La moitié des exportations d’huile de tournesol proviennent d’Ukraine. Et les trois quarts de ces ventes alimentent en temps normal l’Inde, l’Union européenne et la Chine. À eux deux, Russie et Ukraine représentent près de 80 % des exportations d’huile de tournesol, 30 % du blé et 20 % du maïs. Côté ukrainien, « il reste de la campagne actuelle 6 Mt de blé à exporter, moitié blé meunier, moitié blé fourrager, 18 Mt de maïs et quasiment plus rien en orge », précise Marc Zribi. Côté russe, le spécialiste de FranceAgriMer annonce que sur les 32 Mt de blé habituellement exportés, il n’en resterait que 12 Mt à ce stade, 3 Mt en maïs et 1 Mt en orge.

En France, en plus de la hausse des prix de l’énergie pétrole et gaz naturel qui vont avoir des incidences sur le coût de séchage des grains , les prix des huiles et des tourteaux de tournesol, utilisés principalement en alimentation porcine et en volaille risquent d’être sérieusement impactés.

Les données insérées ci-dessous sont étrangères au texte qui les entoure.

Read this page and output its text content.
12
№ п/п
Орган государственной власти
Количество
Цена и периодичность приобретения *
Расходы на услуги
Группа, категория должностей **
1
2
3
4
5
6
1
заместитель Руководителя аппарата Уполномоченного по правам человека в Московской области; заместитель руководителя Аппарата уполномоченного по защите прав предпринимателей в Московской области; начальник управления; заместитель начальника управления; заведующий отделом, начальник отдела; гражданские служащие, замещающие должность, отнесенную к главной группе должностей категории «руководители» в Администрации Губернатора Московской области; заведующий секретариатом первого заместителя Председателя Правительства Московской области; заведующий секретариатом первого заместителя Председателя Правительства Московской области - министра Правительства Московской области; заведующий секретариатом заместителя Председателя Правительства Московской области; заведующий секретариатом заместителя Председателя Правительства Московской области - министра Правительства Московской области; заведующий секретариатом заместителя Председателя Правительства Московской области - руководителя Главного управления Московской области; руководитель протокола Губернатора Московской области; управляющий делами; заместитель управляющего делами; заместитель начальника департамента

« Si le conflit se prolonge, les principaux importateurs devront se rabattre sur d’autres origines, ce qui va provoquer des tensions importantes sur les marchés des grains et oléagineux », informe en parallèle Marc Zribi.

Sur Euronext, explique FranceAgriMer, les cours du blé et du maïs ont pris en moyenne +20 € depuis le début du conflit s’établissant, à date du 28 février, à 310 € la tonne pour le blé meunier et le maïs. « Blé et maïs sont à parité de prix ce qui n’arrive pas si souvent », explique le représentant de FranceAgriMer. La réallocation des matières premières utilisées en alimentation animale pourrait en partie expliquer ce phénomène.

Pour Jean-François Loiseau, président d’Intercéréales, la situation actuelle doit servir de déclic : « Il est temps de réarmer et réindustrialiser les secteurs de l’agriculture et de l’agroalimentaire aux niveaux français et européen ». Ces secteurs stratégiques doivent selon lui être remis « au-dessus de la pile » dans l’objectif de renforcer l’organisation des filières, la compétitivité, l’innovation et le rayonnement à l’international. « Nous avons laissé s’échapper l’industrie en France depuis vingt ans », a-t-il affirmé.

Alerte sur la sécurité alimentaire dans certains pays

Certaines zones des régions du Maghreb, du Moyen-Orient et de l’Afrique subsaharienne sont particulièrement vulnérables, car fortement dépendantes des importations. Si l’Égypte et l’Algérie disposent de stocks jugés confortables par FranceAgriMer, la Tunisie et l’Afrique subsaharienne seraient au contraire dans une situation beaucoup plus préoccupante. S’ajoute à ce contexte, des conditions climatiques particulièrement sèches en ce moment sur ces mêmes zones.